A library for performing *Content-Defined Chunking* (CDC) on data streams.
Implemented using generic iterators, very easy to use.

## Example

```rust
  let reader: BufReader<File> = BufReader::new(file);
  let byte_iter = reader.bytes().map(|b| b.unwrap());

  // Finds and iterates on the separators.
  for separator in SeparatorIter::new(byte_iter) {
    println!("Index: {}, hash: {:016x}", separator.index, separator.hash);
  }
```

Each module is documented via an example which you can find in the `examples/`
folder.

To run them, use a command like:

```console
cargo run --example separator --release
```

**Note:** Some examples are looking for a file named `myLargeFile.bin` which I
didn't upload to Github. Please use your own files for testing.

## What's in the crate

From low level to high level:

- A `RollingHash64` trait, for rolling hash with a 64 bits hash value.

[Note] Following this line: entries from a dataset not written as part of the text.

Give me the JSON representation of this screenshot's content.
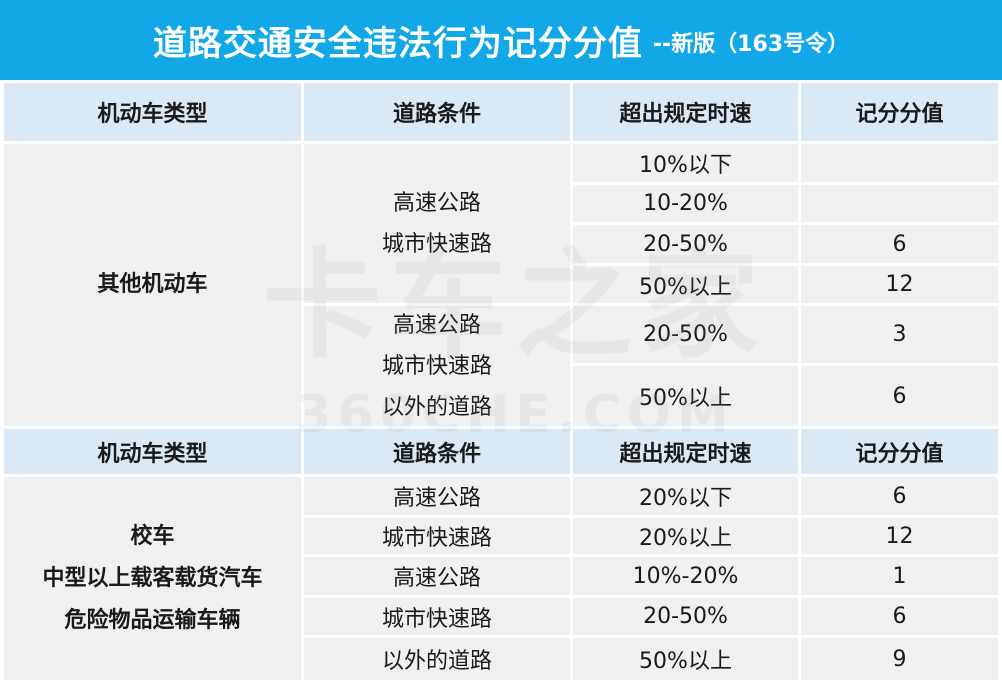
{
  "title": {
    "main": "道路交通安全违法行为记分分值",
    "sub": "--新版（163号令）"
  },
  "header": {
    "col1": "机动车类型",
    "col2": "道路条件",
    "col3": "超出规定时速",
    "col4": "记分分值"
  },
  "section1": {
    "vehicle": "其他机动车",
    "roads_a": [
      "高速公路",
      "城市快速路"
    ],
    "roads_b": [
      "高速公路",
      "城市快速路",
      "以外的道路"
    ],
    "rows": [
      {
        "speed": "10%以下",
        "points": ""
      },
      {
        "speed": "10-20%",
        "points": ""
      },
      {
        "speed": "20-50%",
        "points": "6"
      },
      {
        "speed": "50%以上",
        "points": "12"
      },
      {
        "speed": "20-50%",
        "points": "3"
      },
      {
        "speed": "50%以上",
        "points": "6"
      }
    ]
  },
  "section2": {
    "vehicles": [
      "校车",
      "中型以上载客载货汽车",
      "危险物品运输车辆"
    ],
    "rows": [
      {
        "road": "高速公路",
        "speed": "20%以下",
        "points": "6"
      },
      {
        "road": "城市快速路",
        "speed": "20%以上",
        "points": "12"
      },
      {
        "road": "高速公路",
        "speed": "10%-20%",
        "points": "1"
      },
      {
        "road": "城市快速路",
        "speed": "20-50%",
        "points": "6"
      },
      {
        "road": "以外的道路",
        "speed": "50%以上",
        "points": "9"
      }
    ]
  },
  "watermark": {
    "main": "卡车之家",
    "sub": "360CHE.COM"
  }
}
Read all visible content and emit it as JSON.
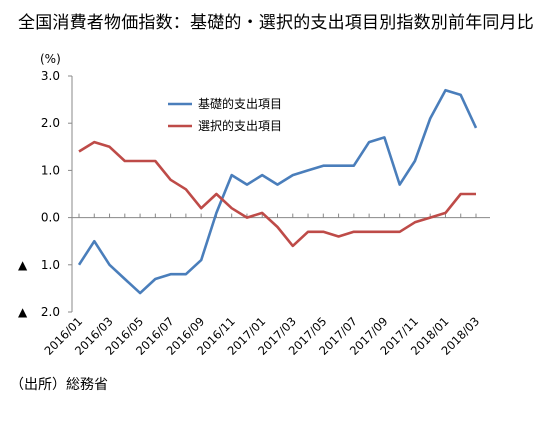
{
  "title": "全国消費者物価指数：基礎的・選択的支出項目別指数別前年同月比",
  "unit": "(%)",
  "source": "（出所）総務省",
  "chart_data": {
    "type": "line",
    "ylim": [
      -2.0,
      3.0
    ],
    "y_ticks": [
      3.0,
      2.0,
      1.0,
      0.0,
      -1.0,
      -2.0
    ],
    "y_tick_labels": [
      "3.0",
      "2.0",
      "1.0",
      "0.0",
      "▲ 1.0",
      "▲ 2.0"
    ],
    "grid": false,
    "legend_position": "upper-middle",
    "x": [
      "2016/01",
      "2016/02",
      "2016/03",
      "2016/04",
      "2016/05",
      "2016/06",
      "2016/07",
      "2016/08",
      "2016/09",
      "2016/10",
      "2016/11",
      "2016/12",
      "2017/01",
      "2017/02",
      "2017/03",
      "2017/04",
      "2017/05",
      "2017/06",
      "2017/07",
      "2017/08",
      "2017/09",
      "2017/10",
      "2017/11",
      "2017/12",
      "2018/01",
      "2018/02",
      "2018/03"
    ],
    "x_tick_labels": [
      "2016/01",
      "2016/03",
      "2016/05",
      "2016/07",
      "2016/09",
      "2016/11",
      "2017/01",
      "2017/03",
      "2017/05",
      "2017/07",
      "2017/09",
      "2017/11",
      "2018/01",
      "2018/03"
    ],
    "series": [
      {
        "name": "基礎的支出項目",
        "color": "#4a7ebb",
        "values": [
          -1.0,
          -0.5,
          -1.0,
          -1.3,
          -1.6,
          -1.3,
          -1.2,
          -1.2,
          -0.9,
          0.1,
          0.9,
          0.7,
          0.9,
          0.7,
          0.9,
          1.0,
          1.1,
          1.1,
          1.1,
          1.6,
          1.7,
          0.7,
          1.2,
          2.1,
          2.7,
          2.6,
          1.9
        ]
      },
      {
        "name": "選択的支出項目",
        "color": "#be4b48",
        "values": [
          1.4,
          1.6,
          1.5,
          1.2,
          1.2,
          1.2,
          0.8,
          0.6,
          0.2,
          0.5,
          0.2,
          0.0,
          0.1,
          -0.2,
          -0.6,
          -0.3,
          -0.3,
          -0.4,
          -0.3,
          -0.3,
          -0.3,
          -0.3,
          -0.1,
          0.0,
          0.1,
          0.5,
          0.5
        ]
      }
    ]
  }
}
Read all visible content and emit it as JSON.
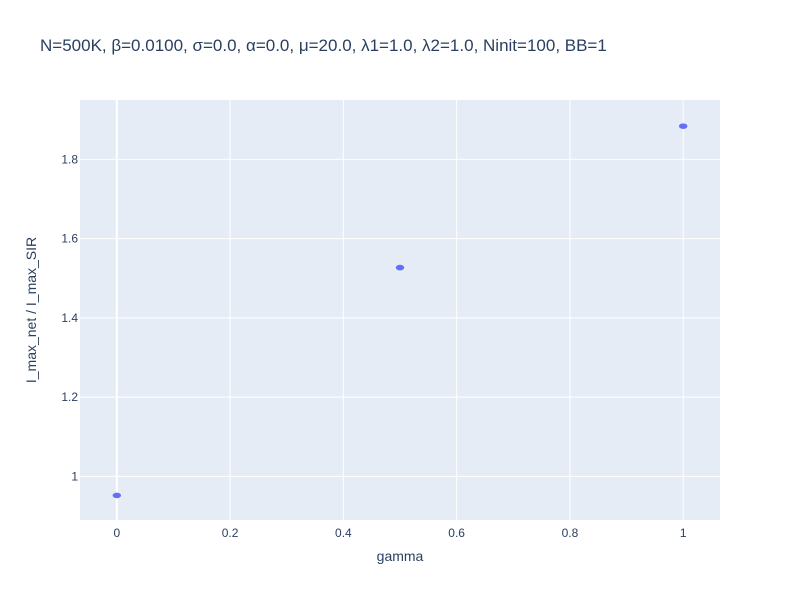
{
  "chart_data": {
    "type": "scatter",
    "title": "N=500K, β=0.0100, σ=0.0, α=0.0, μ=20.0, λ1=1.0, λ2=1.0, Ninit=100, BB=1",
    "xlabel": "gamma",
    "ylabel": "I_max_net / I_max_SIR",
    "xlim": [
      -0.065,
      1.065
    ],
    "ylim": [
      0.89,
      1.95
    ],
    "x_ticks": [
      0,
      0.2,
      0.4,
      0.6,
      0.8,
      1
    ],
    "x_tick_labels": [
      "0",
      "0.2",
      "0.4",
      "0.6",
      "0.8",
      "1"
    ],
    "y_ticks": [
      1,
      1.2,
      1.4,
      1.6,
      1.8
    ],
    "y_tick_labels": [
      "1",
      "1.2",
      "1.4",
      "1.6",
      "1.8"
    ],
    "grid": true,
    "series": [
      {
        "x": [
          0,
          0.5,
          1
        ],
        "y": [
          0.952,
          1.527,
          1.884
        ],
        "color": "#636efa"
      }
    ]
  },
  "colors": {
    "plot_background": "#e5ecf6",
    "grid": "#ffffff",
    "text": "#2a3f5f",
    "marker": "#636efa"
  }
}
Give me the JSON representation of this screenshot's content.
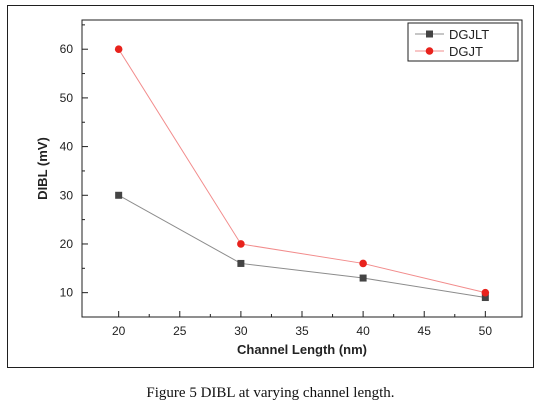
{
  "caption": "Figure 5  DIBL at varying channel length.",
  "chart_data": {
    "type": "line",
    "xlabel": "Channel Length (nm)",
    "ylabel": "DIBL (mV)",
    "xlim": [
      17,
      53
    ],
    "ylim": [
      5,
      66
    ],
    "xticks": [
      20,
      25,
      30,
      35,
      40,
      45,
      50
    ],
    "yticks": [
      10,
      20,
      30,
      40,
      50,
      60
    ],
    "grid": false,
    "legend_position": "top-right",
    "series": [
      {
        "name": "DGJLT",
        "marker": "square",
        "color": "#444444",
        "line_color": "#8c8c8c",
        "x": [
          20,
          30,
          40,
          50
        ],
        "y": [
          30,
          16,
          13,
          9
        ]
      },
      {
        "name": "DGJT",
        "marker": "circle",
        "color": "#e8221c",
        "line_color": "#f28c8c",
        "x": [
          20,
          30,
          40,
          50
        ],
        "y": [
          60,
          20,
          16,
          10
        ]
      }
    ]
  }
}
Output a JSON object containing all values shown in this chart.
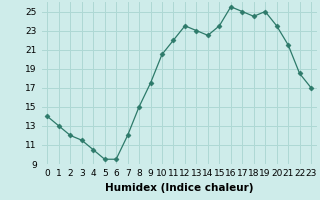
{
  "x": [
    0,
    1,
    2,
    3,
    4,
    5,
    6,
    7,
    8,
    9,
    10,
    11,
    12,
    13,
    14,
    15,
    16,
    17,
    18,
    19,
    20,
    21,
    22,
    23
  ],
  "y": [
    14.0,
    13.0,
    12.0,
    11.5,
    10.5,
    9.5,
    9.5,
    12.0,
    15.0,
    17.5,
    20.5,
    22.0,
    23.5,
    23.0,
    22.5,
    23.5,
    25.5,
    25.0,
    24.5,
    25.0,
    23.5,
    21.5,
    18.5,
    17.0
  ],
  "xlabel": "Humidex (Indice chaleur)",
  "xlim": [
    -0.5,
    23.5
  ],
  "ylim": [
    9,
    26
  ],
  "yticks": [
    9,
    11,
    13,
    15,
    17,
    19,
    21,
    23,
    25
  ],
  "xticks": [
    0,
    1,
    2,
    3,
    4,
    5,
    6,
    7,
    8,
    9,
    10,
    11,
    12,
    13,
    14,
    15,
    16,
    17,
    18,
    19,
    20,
    21,
    22,
    23
  ],
  "line_color": "#2d7a6a",
  "marker": "D",
  "marker_size": 2.5,
  "bg_color": "#ceecea",
  "grid_color": "#aed8d4",
  "tick_labelsize": 6.5,
  "xlabel_fontsize": 7.5
}
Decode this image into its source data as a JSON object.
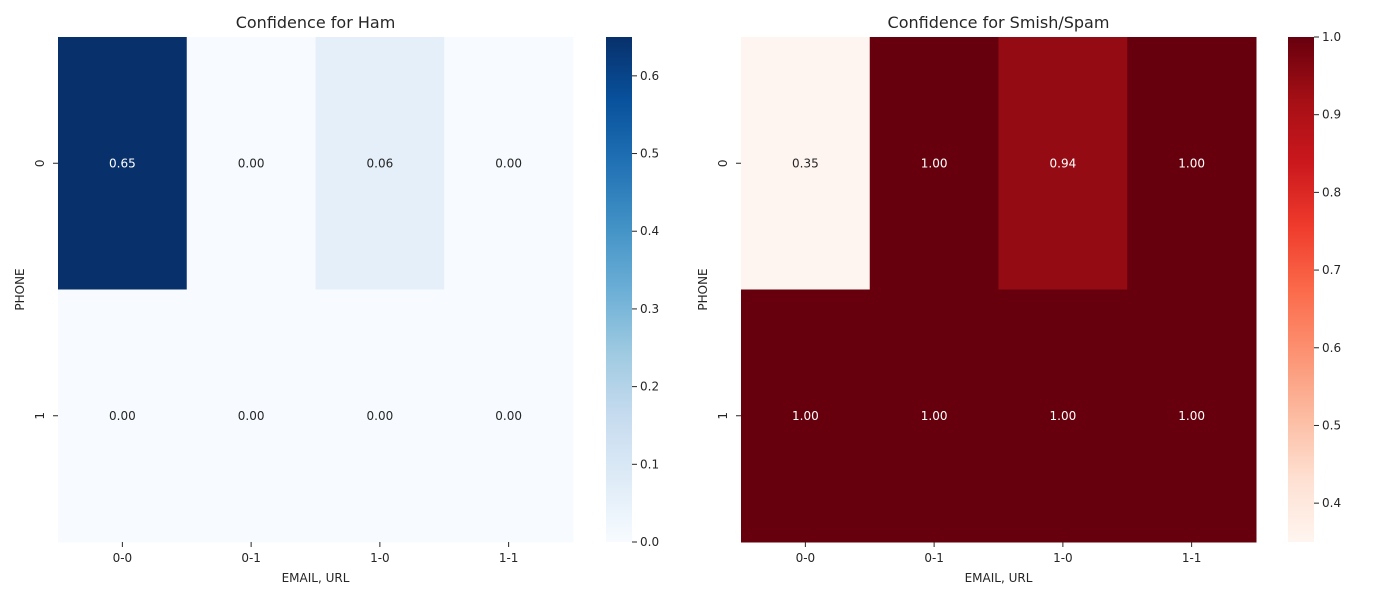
{
  "chart_data": [
    {
      "type": "heatmap",
      "title": "Confidence for Ham",
      "xlabel": "EMAIL, URL",
      "ylabel": "PHONE",
      "x_categories": [
        "0-0",
        "0-1",
        "1-0",
        "1-1"
      ],
      "y_categories": [
        "0",
        "1"
      ],
      "values": [
        [
          0.65,
          0.0,
          0.06,
          0.0
        ],
        [
          0.0,
          0.0,
          0.0,
          0.0
        ]
      ],
      "value_labels": [
        [
          "0.65",
          "0.00",
          "0.06",
          "0.00"
        ],
        [
          "0.00",
          "0.00",
          "0.00",
          "0.00"
        ]
      ],
      "colormap": "Blues",
      "colorbar": {
        "range": [
          0.0,
          0.65
        ],
        "ticks": [
          0.0,
          0.1,
          0.2,
          0.3,
          0.4,
          0.5,
          0.6
        ],
        "tick_labels": [
          "0.0",
          "0.1",
          "0.2",
          "0.3",
          "0.4",
          "0.5",
          "0.6"
        ],
        "colors": [
          "#f7fbff",
          "#deebf7",
          "#c6dbef",
          "#9ecae1",
          "#6baed6",
          "#4292c6",
          "#2171b5",
          "#08519c",
          "#08306b"
        ]
      }
    },
    {
      "type": "heatmap",
      "title": "Confidence for Smish/Spam",
      "xlabel": "EMAIL, URL",
      "ylabel": "PHONE",
      "x_categories": [
        "0-0",
        "0-1",
        "1-0",
        "1-1"
      ],
      "y_categories": [
        "0",
        "1"
      ],
      "values": [
        [
          0.35,
          1.0,
          0.94,
          1.0
        ],
        [
          1.0,
          1.0,
          1.0,
          1.0
        ]
      ],
      "value_labels": [
        [
          "0.35",
          "1.00",
          "0.94",
          "1.00"
        ],
        [
          "1.00",
          "1.00",
          "1.00",
          "1.00"
        ]
      ],
      "colormap": "Reds",
      "colorbar": {
        "range": [
          0.35,
          1.0
        ],
        "ticks": [
          0.4,
          0.5,
          0.6,
          0.7,
          0.8,
          0.9,
          1.0
        ],
        "tick_labels": [
          "0.4",
          "0.5",
          "0.6",
          "0.7",
          "0.8",
          "0.9",
          "1.0"
        ],
        "colors": [
          "#fff5f0",
          "#fee0d2",
          "#fcbba1",
          "#fc9272",
          "#fb6a4a",
          "#ef3b2c",
          "#cb181d",
          "#a50f15",
          "#67000d"
        ]
      }
    }
  ]
}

- `Rabin64`, an implementation of the Rabin Fingerprint rolling hash with a 64
  bits hash value.

- `Separator`, a struct which describes a place in a data stream identified as a
  separator.

- `SeparatorIter`, an adaptor which takes an `Iterator<Item=u8>` as input and
  which enumerates all the separators found.

- `Chunk`, a struct which describes a piece of the data stream (index and size).

- `ChunkIter`, an adaptor which takes an `Iterator<Item=Separator>` as input and
  which enumerates chunks.

## Implementation details

- The library is not cutting any files, it only provides information on how to
  do it.

- You can change the default window size used by `Rabin64`, and how the
  `SeparatorIter` is choosing the separator.

- The design of this crate may be subject to changes sometime in the future. I
  am waiting for some features of `Rust` to mature up, specially the
  [`impl Trait`]https://github.com/rust-lang/rust/issues/34511 feature.

## Performance

There is a **huge** difference between the debug build and the release build in
terms of performance. Remember that when you test the lib, use
`cargo run --release`.

I may try to improve the performance of the lib at some point, but for now it is
good enough for most usages.

## Credits

This project is based on the awesome [cdc](https://crates.io/crates/cdc) crate
by Vincent Cantin.

## License

Coded with ❤️ , licensed under the terms of the [MIT license](./LICENSE).